Rob Perrins, Managing Director of the Berkeley Group
We have got a full-blown housing crisis in the UK. But as the election campaign kicks off, all the attention so far has focused on deficit reduction and the NHS.
Clearly, some party strategists think house-building is too contentious. They assume that most people who vote already own a home and don't want any more near them.
The truth is housing is a top issue for the wider electorate. Home-owners also have children and those young people are shut out of the market.
There is also a great case for house-building that politicians can positively embrace.
New homes don't just provide people with shelter. They boost the economy and transform people's quality of life.
House-building helped pulled us out of recession in 2013. It has the fourth highest gross output multiplier of any industry in the UK. In plain English, that means building sites across Britain generate a lot of the jobs, tax and spending that drives our economy. A thriving housing market gives us the feel-good factor.
Just as important, house-building has a positive effect on communities. Good new development improves people's lives.
Schools, parks and roads are all built with funding from new development. Berkeley is building five schools at the moment, as well as nearly 4,000 new homes. Just before Christmas we completed only the second new road to be built in West Sussex this century. The lesson is, if you want new amenities, vote for housing, because it's not going to be delivered through public funding.
You can also measure people's happiness in newly built homes. The Government started measuring national wellbeing in 2011 and we use the same questions developed by the Office for National Statistics on many developments. The evidence suggests that life satisfaction and the sense of community is actually higher on good new development.
Our problem as an industry is that what people have seen historically of modern housing isn't great. Much of it lacked character and a sense of place.

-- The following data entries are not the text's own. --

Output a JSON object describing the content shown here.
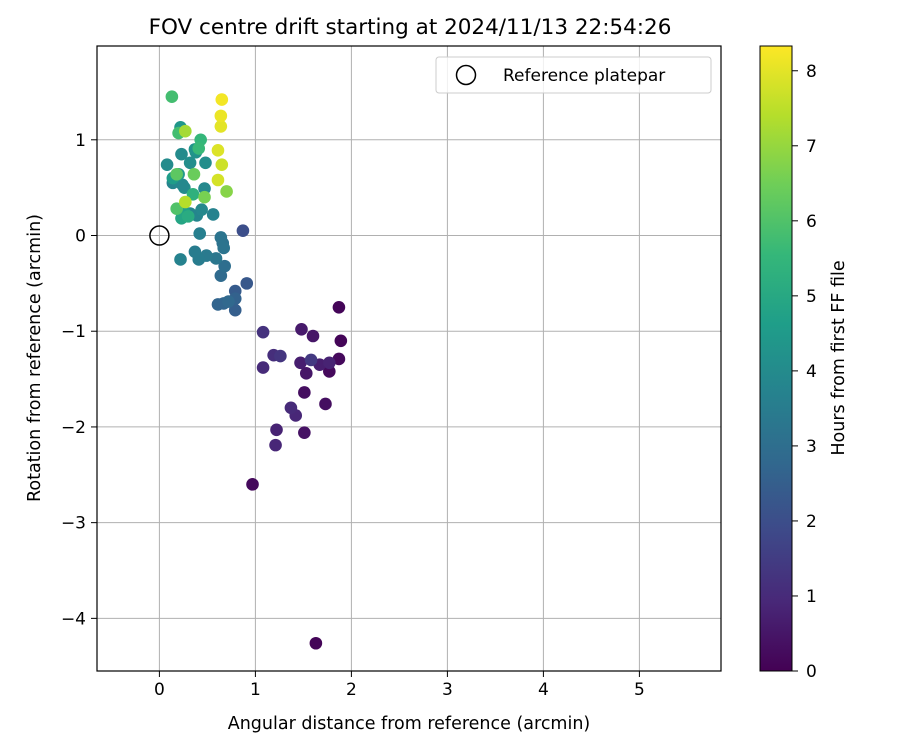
{
  "chart_data": {
    "type": "scatter",
    "title": "FOV centre drift starting at 2024/11/13 22:54:26",
    "xlabel": "Angular distance from reference (arcmin)",
    "ylabel": "Rotation from reference (arcmin)",
    "xlim": [
      -0.65,
      5.85
    ],
    "ylim": [
      -4.55,
      1.98
    ],
    "xticks": [
      0,
      1,
      2,
      3,
      4,
      5
    ],
    "yticks": [
      -4,
      -3,
      -2,
      -1,
      0,
      1
    ],
    "grid": true,
    "legend": {
      "placement": "top-right",
      "entries": [
        "Reference platepar"
      ]
    },
    "reference_point": {
      "x": 0,
      "y": 0,
      "label": "Reference platepar"
    },
    "colorbar": {
      "label": "Hours from first FF file",
      "range": [
        0,
        8.33
      ],
      "ticks": [
        0,
        1,
        2,
        3,
        4,
        5,
        6,
        7,
        8
      ],
      "colormap": "viridis",
      "colors": [
        "#440154",
        "#482878",
        "#3e4989",
        "#31688e",
        "#26828e",
        "#1f9e89",
        "#35b779",
        "#6ece58",
        "#b5de2b",
        "#fde725"
      ]
    },
    "points": [
      {
        "x": 1.63,
        "y": -4.26,
        "c": 0.1
      },
      {
        "x": 0.97,
        "y": -2.6,
        "c": 0.2
      },
      {
        "x": 1.87,
        "y": -0.75,
        "c": 0.1
      },
      {
        "x": 1.89,
        "y": -1.1,
        "c": 0.1
      },
      {
        "x": 1.87,
        "y": -1.29,
        "c": 0.2
      },
      {
        "x": 1.77,
        "y": -1.42,
        "c": 0.2
      },
      {
        "x": 1.73,
        "y": -1.76,
        "c": 0.3
      },
      {
        "x": 1.51,
        "y": -1.64,
        "c": 0.3
      },
      {
        "x": 1.51,
        "y": -2.06,
        "c": 0.4
      },
      {
        "x": 1.53,
        "y": -1.44,
        "c": 0.5
      },
      {
        "x": 1.6,
        "y": -1.05,
        "c": 0.5
      },
      {
        "x": 1.48,
        "y": -0.98,
        "c": 0.6
      },
      {
        "x": 1.47,
        "y": -1.33,
        "c": 0.7
      },
      {
        "x": 1.67,
        "y": -1.35,
        "c": 0.7
      },
      {
        "x": 1.77,
        "y": -1.33,
        "c": 0.8
      },
      {
        "x": 1.42,
        "y": -1.88,
        "c": 0.9
      },
      {
        "x": 1.37,
        "y": -1.8,
        "c": 1.0
      },
      {
        "x": 1.22,
        "y": -2.03,
        "c": 0.8
      },
      {
        "x": 1.21,
        "y": -2.19,
        "c": 0.9
      },
      {
        "x": 1.08,
        "y": -1.38,
        "c": 1.0
      },
      {
        "x": 1.08,
        "y": -1.01,
        "c": 1.2
      },
      {
        "x": 1.19,
        "y": -1.25,
        "c": 1.1
      },
      {
        "x": 1.26,
        "y": -1.26,
        "c": 1.3
      },
      {
        "x": 1.58,
        "y": -1.3,
        "c": 1.4
      },
      {
        "x": 0.87,
        "y": 0.05,
        "c": 2.0
      },
      {
        "x": 0.91,
        "y": -0.5,
        "c": 2.3
      },
      {
        "x": 0.79,
        "y": -0.58,
        "c": 2.4
      },
      {
        "x": 0.79,
        "y": -0.78,
        "c": 2.5
      },
      {
        "x": 0.79,
        "y": -0.66,
        "c": 2.6
      },
      {
        "x": 0.61,
        "y": -0.72,
        "c": 2.7
      },
      {
        "x": 0.67,
        "y": -0.71,
        "c": 2.7
      },
      {
        "x": 0.72,
        "y": -0.69,
        "c": 2.8
      },
      {
        "x": 0.64,
        "y": -0.42,
        "c": 2.9
      },
      {
        "x": 0.68,
        "y": -0.32,
        "c": 3.0
      },
      {
        "x": 0.66,
        "y": -0.08,
        "c": 3.1
      },
      {
        "x": 0.64,
        "y": -0.02,
        "c": 3.2
      },
      {
        "x": 0.67,
        "y": -0.13,
        "c": 3.2
      },
      {
        "x": 0.59,
        "y": -0.24,
        "c": 3.3
      },
      {
        "x": 0.49,
        "y": -0.21,
        "c": 3.4
      },
      {
        "x": 0.41,
        "y": -0.25,
        "c": 3.5
      },
      {
        "x": 0.37,
        "y": -0.17,
        "c": 3.5
      },
      {
        "x": 0.42,
        "y": 0.02,
        "c": 3.6
      },
      {
        "x": 0.22,
        "y": -0.25,
        "c": 3.7
      },
      {
        "x": 0.56,
        "y": 0.22,
        "c": 3.7
      },
      {
        "x": 0.39,
        "y": 0.21,
        "c": 3.8
      },
      {
        "x": 0.44,
        "y": 0.27,
        "c": 3.9
      },
      {
        "x": 0.32,
        "y": 0.23,
        "c": 3.8
      },
      {
        "x": 0.47,
        "y": 0.49,
        "c": 3.9
      },
      {
        "x": 0.26,
        "y": 0.5,
        "c": 4.0
      },
      {
        "x": 0.24,
        "y": 0.53,
        "c": 3.9
      },
      {
        "x": 0.14,
        "y": 0.55,
        "c": 3.8
      },
      {
        "x": 0.18,
        "y": 0.57,
        "c": 3.9
      },
      {
        "x": 0.08,
        "y": 0.74,
        "c": 4.0
      },
      {
        "x": 0.23,
        "y": 0.85,
        "c": 4.0
      },
      {
        "x": 0.32,
        "y": 0.76,
        "c": 4.1
      },
      {
        "x": 0.38,
        "y": 0.87,
        "c": 4.2
      },
      {
        "x": 0.48,
        "y": 0.76,
        "c": 4.1
      },
      {
        "x": 0.37,
        "y": 0.9,
        "c": 4.3
      },
      {
        "x": 0.22,
        "y": 1.13,
        "c": 4.4
      },
      {
        "x": 0.2,
        "y": 0.64,
        "c": 4.5
      },
      {
        "x": 0.14,
        "y": 0.6,
        "c": 4.6
      },
      {
        "x": 0.26,
        "y": 0.24,
        "c": 4.7
      },
      {
        "x": 0.23,
        "y": 0.18,
        "c": 4.9
      },
      {
        "x": 0.3,
        "y": 0.2,
        "c": 5.1
      },
      {
        "x": 0.35,
        "y": 0.43,
        "c": 5.3
      },
      {
        "x": 0.43,
        "y": 1.0,
        "c": 5.5
      },
      {
        "x": 0.41,
        "y": 0.91,
        "c": 5.6
      },
      {
        "x": 0.2,
        "y": 1.07,
        "c": 5.8
      },
      {
        "x": 0.13,
        "y": 1.45,
        "c": 5.8
      },
      {
        "x": 0.18,
        "y": 0.28,
        "c": 6.0
      },
      {
        "x": 0.18,
        "y": 0.64,
        "c": 6.2
      },
      {
        "x": 0.36,
        "y": 0.64,
        "c": 6.4
      },
      {
        "x": 0.47,
        "y": 0.4,
        "c": 6.6
      },
      {
        "x": 0.7,
        "y": 0.46,
        "c": 6.8
      },
      {
        "x": 0.27,
        "y": 1.09,
        "c": 7.2
      },
      {
        "x": 0.27,
        "y": 0.35,
        "c": 7.4
      },
      {
        "x": 0.65,
        "y": 0.74,
        "c": 7.7
      },
      {
        "x": 0.61,
        "y": 0.58,
        "c": 7.8
      },
      {
        "x": 0.61,
        "y": 0.89,
        "c": 7.9
      },
      {
        "x": 0.64,
        "y": 1.14,
        "c": 8.0
      },
      {
        "x": 0.64,
        "y": 1.25,
        "c": 8.1
      },
      {
        "x": 0.65,
        "y": 1.42,
        "c": 8.2
      }
    ]
  }
}
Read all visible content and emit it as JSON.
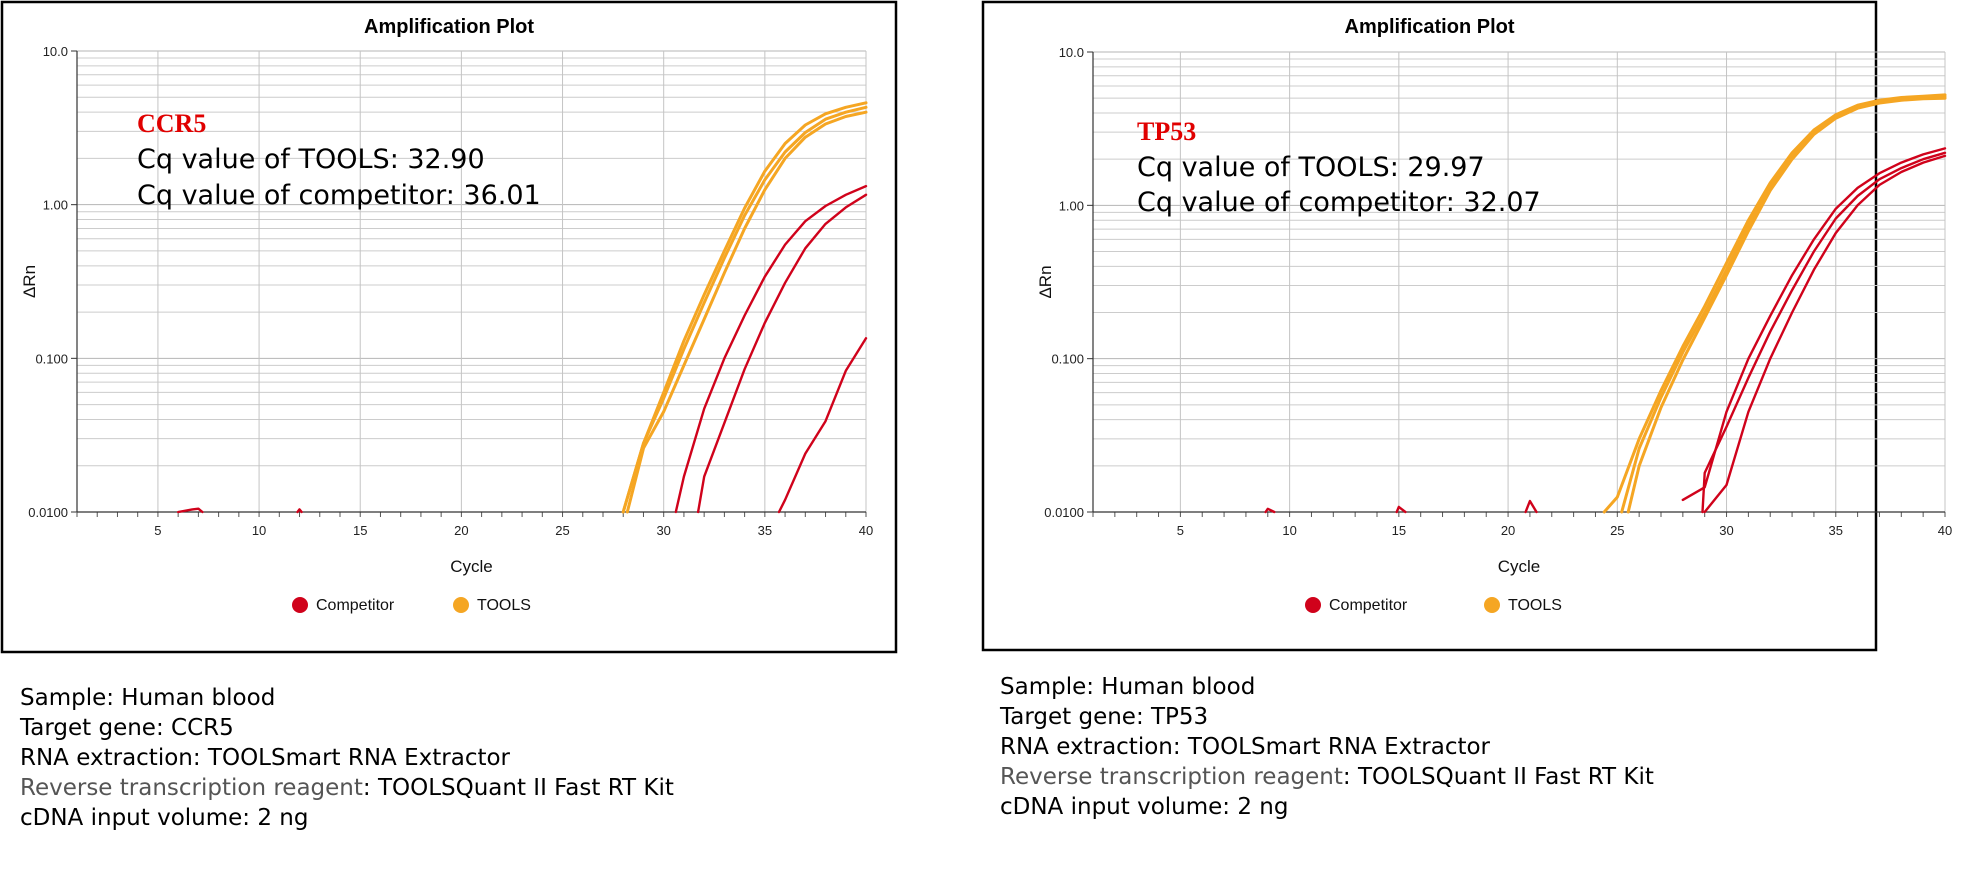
{
  "colors": {
    "competitor": "#d0021b",
    "tools": "#f5a623",
    "gene_label": "#e00000",
    "grid": "#cccccc",
    "frame": "#000000"
  },
  "chart_data": [
    {
      "type": "line",
      "title": "Amplification Plot",
      "xlabel": "Cycle",
      "ylabel": "ΔRn",
      "xlim": [
        1,
        40
      ],
      "ylim": [
        0.01,
        10.0
      ],
      "yscale": "log",
      "xticks": [
        "5",
        "10",
        "15",
        "20",
        "25",
        "30",
        "35",
        "40"
      ],
      "yticks": [
        "10.0",
        "1.00",
        "0.100",
        "0.0100"
      ],
      "grid": true,
      "legend": [
        "Competitor",
        "TOOLS"
      ],
      "legend_position": "bottom",
      "annotation": {
        "gene": "CCR5",
        "tools_cq": "Cq value of TOOLS: 32.90",
        "competitor_cq": "Cq value of competitor: 36.01"
      },
      "series": [
        {
          "name": "TOOLS",
          "group": "tools",
          "points": [
            [
              28.0,
              0.01
            ],
            [
              29.0,
              0.028
            ],
            [
              30.0,
              0.06
            ],
            [
              31.0,
              0.13
            ],
            [
              32.0,
              0.26
            ],
            [
              33.0,
              0.5
            ],
            [
              34.0,
              0.95
            ],
            [
              35.0,
              1.65
            ],
            [
              36.0,
              2.5
            ],
            [
              37.0,
              3.3
            ],
            [
              38.0,
              3.9
            ],
            [
              39.0,
              4.3
            ],
            [
              40.0,
              4.6
            ]
          ]
        },
        {
          "name": "TOOLS",
          "group": "tools",
          "points": [
            [
              28.0,
              0.01
            ],
            [
              29.0,
              0.028
            ],
            [
              30.0,
              0.055
            ],
            [
              31.0,
              0.115
            ],
            [
              32.0,
              0.23
            ],
            [
              33.0,
              0.45
            ],
            [
              34.0,
              0.85
            ],
            [
              35.0,
              1.45
            ],
            [
              36.0,
              2.2
            ],
            [
              37.0,
              2.95
            ],
            [
              38.0,
              3.6
            ],
            [
              39.0,
              4.0
            ],
            [
              40.0,
              4.3
            ]
          ]
        },
        {
          "name": "TOOLS",
          "group": "tools",
          "points": [
            [
              28.2,
              0.01
            ],
            [
              29.0,
              0.026
            ],
            [
              30.0,
              0.045
            ],
            [
              31.0,
              0.09
            ],
            [
              32.0,
              0.18
            ],
            [
              33.0,
              0.36
            ],
            [
              34.0,
              0.7
            ],
            [
              35.0,
              1.25
            ],
            [
              36.0,
              2.0
            ],
            [
              37.0,
              2.75
            ],
            [
              38.0,
              3.35
            ],
            [
              39.0,
              3.75
            ],
            [
              40.0,
              4.0
            ]
          ]
        },
        {
          "name": "Competitor",
          "group": "competitor",
          "points": [
            [
              30.6,
              0.01
            ],
            [
              31.0,
              0.017
            ],
            [
              32.0,
              0.047
            ],
            [
              33.0,
              0.1
            ],
            [
              34.0,
              0.19
            ],
            [
              35.0,
              0.34
            ],
            [
              36.0,
              0.55
            ],
            [
              37.0,
              0.78
            ],
            [
              38.0,
              0.98
            ],
            [
              39.0,
              1.16
            ],
            [
              40.0,
              1.32
            ]
          ]
        },
        {
          "name": "Competitor",
          "group": "competitor",
          "points": [
            [
              31.7,
              0.01
            ],
            [
              32.0,
              0.017
            ],
            [
              33.0,
              0.038
            ],
            [
              34.0,
              0.085
            ],
            [
              35.0,
              0.17
            ],
            [
              36.0,
              0.31
            ],
            [
              37.0,
              0.52
            ],
            [
              38.0,
              0.75
            ],
            [
              39.0,
              0.96
            ],
            [
              40.0,
              1.16
            ]
          ]
        },
        {
          "name": "Competitor",
          "group": "competitor",
          "points": [
            [
              35.7,
              0.01
            ],
            [
              36.0,
              0.012
            ],
            [
              37.0,
              0.024
            ],
            [
              38.0,
              0.039
            ],
            [
              39.0,
              0.083
            ],
            [
              40.0,
              0.135
            ]
          ]
        },
        {
          "name": "Competitor",
          "group": "competitor",
          "points": [
            [
              6.0,
              0.01
            ],
            [
              6.7,
              0.0104
            ],
            [
              7.0,
              0.0105
            ],
            [
              7.2,
              0.01
            ]
          ]
        },
        {
          "name": "Competitor",
          "group": "competitor",
          "points": [
            [
              11.9,
              0.01
            ],
            [
              12.0,
              0.0104
            ],
            [
              12.1,
              0.01
            ]
          ]
        }
      ]
    },
    {
      "type": "line",
      "title": "Amplification Plot",
      "xlabel": "Cycle",
      "ylabel": "ΔRn",
      "xlim": [
        1,
        40
      ],
      "ylim": [
        0.01,
        10.0
      ],
      "yscale": "log",
      "xticks": [
        "5",
        "10",
        "15",
        "20",
        "25",
        "30",
        "35",
        "40"
      ],
      "yticks": [
        "10.0",
        "1.00",
        "0.100",
        "0.0100"
      ],
      "grid": true,
      "legend": [
        "Competitor",
        "TOOLS"
      ],
      "legend_position": "bottom",
      "annotation": {
        "gene": "TP53",
        "tools_cq": "Cq value of TOOLS: 29.97",
        "competitor_cq": "Cq value of competitor: 32.07"
      },
      "series": [
        {
          "name": "TOOLS",
          "group": "tools",
          "points": [
            [
              24.4,
              0.01
            ],
            [
              25.0,
              0.0125
            ],
            [
              26.0,
              0.03
            ],
            [
              27.0,
              0.062
            ],
            [
              28.0,
              0.12
            ],
            [
              29.0,
              0.22
            ],
            [
              30.0,
              0.42
            ],
            [
              31.0,
              0.8
            ],
            [
              32.0,
              1.4
            ],
            [
              33.0,
              2.2
            ],
            [
              34.0,
              3.1
            ],
            [
              35.0,
              3.9
            ],
            [
              36.0,
              4.5
            ],
            [
              37.0,
              4.85
            ],
            [
              38.0,
              5.05
            ],
            [
              39.0,
              5.15
            ],
            [
              40.0,
              5.25
            ]
          ]
        },
        {
          "name": "TOOLS",
          "group": "tools",
          "points": [
            [
              25.2,
              0.01
            ],
            [
              26.0,
              0.026
            ],
            [
              27.0,
              0.056
            ],
            [
              28.0,
              0.11
            ],
            [
              29.0,
              0.2
            ],
            [
              30.0,
              0.38
            ],
            [
              31.0,
              0.74
            ],
            [
              32.0,
              1.32
            ],
            [
              33.0,
              2.1
            ],
            [
              34.0,
              3.0
            ],
            [
              35.0,
              3.8
            ],
            [
              36.0,
              4.4
            ],
            [
              37.0,
              4.75
            ],
            [
              38.0,
              4.95
            ],
            [
              39.0,
              5.05
            ],
            [
              40.0,
              5.1
            ]
          ]
        },
        {
          "name": "TOOLS",
          "group": "tools",
          "points": [
            [
              25.5,
              0.01
            ],
            [
              26.0,
              0.02
            ],
            [
              27.0,
              0.048
            ],
            [
              28.0,
              0.098
            ],
            [
              29.0,
              0.185
            ],
            [
              30.0,
              0.35
            ],
            [
              31.0,
              0.68
            ],
            [
              32.0,
              1.25
            ],
            [
              33.0,
              2.0
            ],
            [
              34.0,
              2.9
            ],
            [
              35.0,
              3.7
            ],
            [
              36.0,
              4.3
            ],
            [
              37.0,
              4.65
            ],
            [
              38.0,
              4.85
            ],
            [
              39.0,
              4.95
            ],
            [
              40.0,
              5.0
            ]
          ]
        },
        {
          "name": "Competitor",
          "group": "competitor",
          "points": [
            [
              28.0,
              0.012
            ],
            [
              29.0,
              0.0145
            ],
            [
              30.0,
              0.045
            ],
            [
              31.0,
              0.1
            ],
            [
              32.0,
              0.19
            ],
            [
              33.0,
              0.35
            ],
            [
              34.0,
              0.6
            ],
            [
              35.0,
              0.95
            ],
            [
              36.0,
              1.3
            ],
            [
              37.0,
              1.62
            ],
            [
              38.0,
              1.9
            ],
            [
              39.0,
              2.15
            ],
            [
              40.0,
              2.35
            ]
          ]
        },
        {
          "name": "Competitor",
          "group": "competitor",
          "points": [
            [
              28.9,
              0.01
            ],
            [
              29.0,
              0.018
            ],
            [
              30.0,
              0.036
            ],
            [
              31.0,
              0.075
            ],
            [
              32.0,
              0.15
            ],
            [
              33.0,
              0.28
            ],
            [
              34.0,
              0.5
            ],
            [
              35.0,
              0.82
            ],
            [
              36.0,
              1.15
            ],
            [
              37.0,
              1.48
            ],
            [
              38.0,
              1.75
            ],
            [
              39.0,
              2.0
            ],
            [
              40.0,
              2.2
            ]
          ]
        },
        {
          "name": "Competitor",
          "group": "competitor",
          "points": [
            [
              29.0,
              0.01
            ],
            [
              30.0,
              0.015
            ],
            [
              31.0,
              0.045
            ],
            [
              32.0,
              0.1
            ],
            [
              33.0,
              0.2
            ],
            [
              34.0,
              0.38
            ],
            [
              35.0,
              0.66
            ],
            [
              36.0,
              1.0
            ],
            [
              37.0,
              1.36
            ],
            [
              38.0,
              1.65
            ],
            [
              39.0,
              1.9
            ],
            [
              40.0,
              2.1
            ]
          ]
        },
        {
          "name": "Competitor",
          "group": "competitor",
          "points": [
            [
              8.9,
              0.01
            ],
            [
              9.0,
              0.0105
            ],
            [
              9.3,
              0.01
            ]
          ]
        },
        {
          "name": "Competitor",
          "group": "competitor",
          "points": [
            [
              14.9,
              0.01
            ],
            [
              15.0,
              0.0108
            ],
            [
              15.3,
              0.01
            ]
          ]
        },
        {
          "name": "Competitor",
          "group": "competitor",
          "points": [
            [
              20.8,
              0.01
            ],
            [
              21.0,
              0.0118
            ],
            [
              21.3,
              0.01
            ]
          ]
        }
      ]
    }
  ],
  "info": [
    {
      "sample": "Sample: Human blood",
      "target": "Target gene: CCR5",
      "extraction": "RNA extraction: TOOLSmart RNA Extractor",
      "rt_label": "Reverse transcription reagent",
      "rt_value": ": TOOLSQuant II Fast RT Kit",
      "cdna": "cDNA input volume: 2 ng"
    },
    {
      "sample": "Sample: Human blood",
      "target": "Target gene: TP53",
      "extraction": "RNA extraction: TOOLSmart RNA Extractor",
      "rt_label": "Reverse transcription reagent",
      "rt_value": ": TOOLSQuant II Fast RT Kit",
      "cdna": "cDNA input volume: 2 ng"
    }
  ]
}
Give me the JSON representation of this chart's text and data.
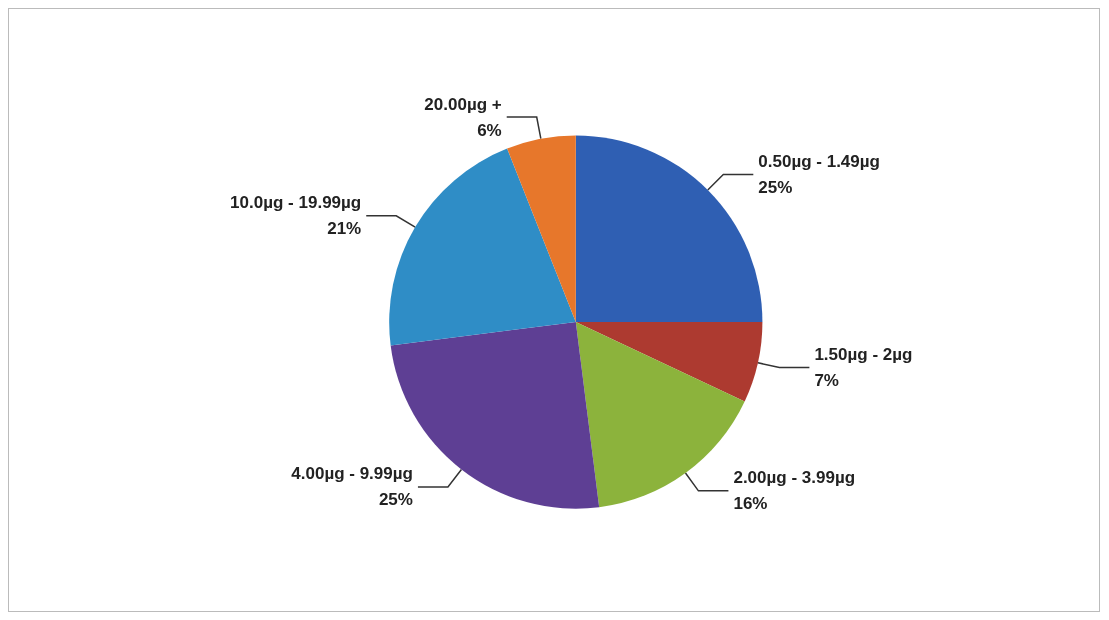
{
  "chart_data": {
    "type": "pie",
    "categories": [
      "0.50µg - 1.49µg",
      "1.50µg - 2µg",
      "2.00µg - 3.99µg",
      "4.00µg - 9.99µg",
      "10.0µg - 19.99µg",
      "20.00µg +"
    ],
    "values": [
      25,
      7,
      16,
      25,
      21,
      6
    ],
    "value_labels": [
      "25%",
      "7%",
      "16%",
      "25%",
      "21%",
      "6%"
    ],
    "colors": [
      "#2f5fb3",
      "#ad3a30",
      "#8cb33c",
      "#5e3f94",
      "#2f8dc6",
      "#e7772b"
    ],
    "legend": false
  }
}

This was the result of misguided planning rules and a reluctance to invest in design. Both have now changed but it's our job to build better places, get the public on side and give councils the confidence to show some leadership.
The danger right now with an election is that the country gets caught in a wave of uncertainty and paralysis. The UK economy is in fact well placed in many respects: low inflation, falling unemployment and endless creative talent.
I think the Government and Bank of England have done almost everything required to create a positive platform for housebuilding, except giving us stability on taxation. We can no longer blame monetary policy and you will rarely find better conditions for buying a home.
But growth isn't inevitable. We have to get out there and make things happen. This mindset applies to all areas of business and society. Whatever sector you work in, we have to keep making decisions and getting things done.
The sense of stagnation gripping the Eurozone shows what happens otherwise. Deflation takes hold and the individuals or companies with any ambition move out. That's why we have 400,000 French people living here.
So in the coming weeks, amid all the bitterness of a tight election fight, let's show some courage and inject real pace into the business of building more homes. People in this country need somewhere good to live. They need quicker decisions from councils and a planning system that actively helps to create beautiful places where people want to live.
It's crazy that we give more land in Britain to golf courses than housing. The only country in Europe to build fewer homes per head of population is Bulgaria. That cannot be right.